A 1999 Northern Ireland Life and Times Survey found that 2 per cent of Northern Ireland residents claimed to speak Ulster Scots, estimated at 30,000 people.

Where doubters are concerned it is sobering to realise that in 1899 Trinity College Prof Robert Atkinson described Irish as a "broken down patois . . . a melange, an imbroglio, an omnium gatherum". It was, he said, "low and close to the soil".

That same year Sir John Mahaffy, later provost at Trinity, said Irish had no educational value and nothing existed in its literature that wasn't either "silly or indecent".

Among the more prominent exponents of Scots literature were none other than Sir Walter Scott and Robert Burns, who brings us back to matters yule.

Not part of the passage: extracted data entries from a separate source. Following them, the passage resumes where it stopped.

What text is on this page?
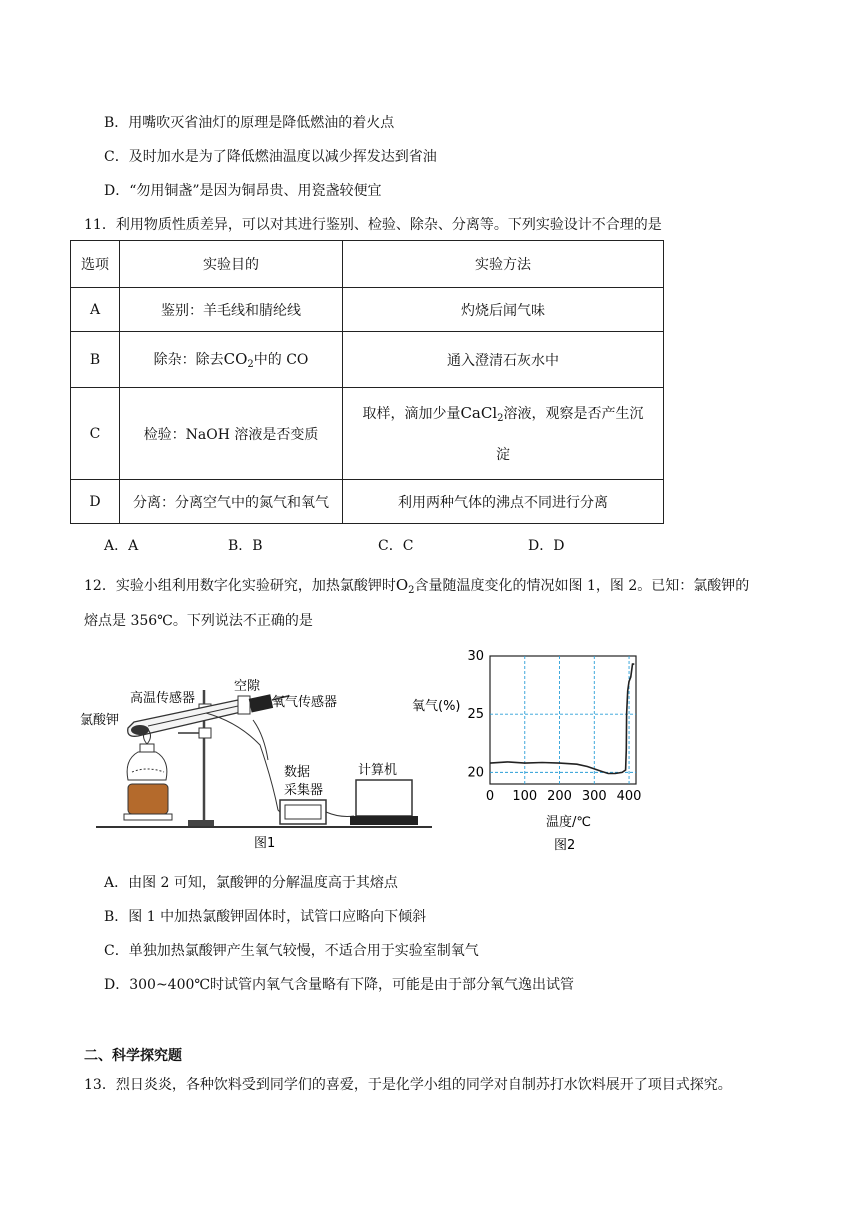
B．用嘴吹灭省油灯的原理是降低燃油的着火点
C．及时加水是为了降低燃油温度以减少挥发达到省油
D．“勿用铜盏”是因为铜昂贵、用瓷盏较便宜
11．利用物质性质差异，可以对其进行鉴别、检验、除杂、分离等。下列实验设计不合理的是
选项	实验目的	实验方法
A	鉴别：羊毛线和腈纶线	灼烧后闻气味
B	除杂：除去$CO_2$中的 CO	通入澄清石灰水中
C	检验：NaOH 溶液是否变质	取样，滴加少量CaCl$_2$溶液，观察是否产生沉
淀

D	分离：分离空气中的氮气和氧气	利用两种气体的沸点不同进行分离
A．A	B．B	C．C	D．D
12．实验小组利用数字化实验研究，加热氯酸钾时$O_2$含量随温度变化的情况如图 1，图 2。已知：氯酸钾的
熔点是 356℃。下列说法不正确的是
高温传感器
空隙
氧气传感器
氯酸钾
数据
采集器
计算机
图1
0 100 200 300 400
20
25
30
氧气(%)
温度/℃
图2
A．由图 2 可知，氯酸钾的分解温度高于其熔点
B．图 1 中加热氯酸钾固体时，试管口应略向下倾斜
C．单独加热氯酸钾产生氧气较慢，不适合用于实验室制氧气
D．300~400℃时试管内氧气含量略有下降，可能是由于部分氧气逸出试管
二、科学探究题
13．烈日炎炎，各种饮料受到同学们的喜爱，于是化学小组的同学对自制苏打水饮料展开了项目式探究。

For Robbie Burns was the author of a song you will hear more times than you will probably want to in the next 24 hours.

Auld Lang Syne is, of course, in Scots.

In translation it can mean "in the old long ago" or "for old times sake" as in For Auld Lang Syne.

Here’s how the chorus goes in the original Scots:

For auld lang syne, my jo,

for auld lang syne,

we’ll tak a cup o’ kindness yet,

for auld lang syne.

And of course there's that other Scots word for tomorrow, New Year's Eve, Hogmanay, also of Norse origin. Happy New Year.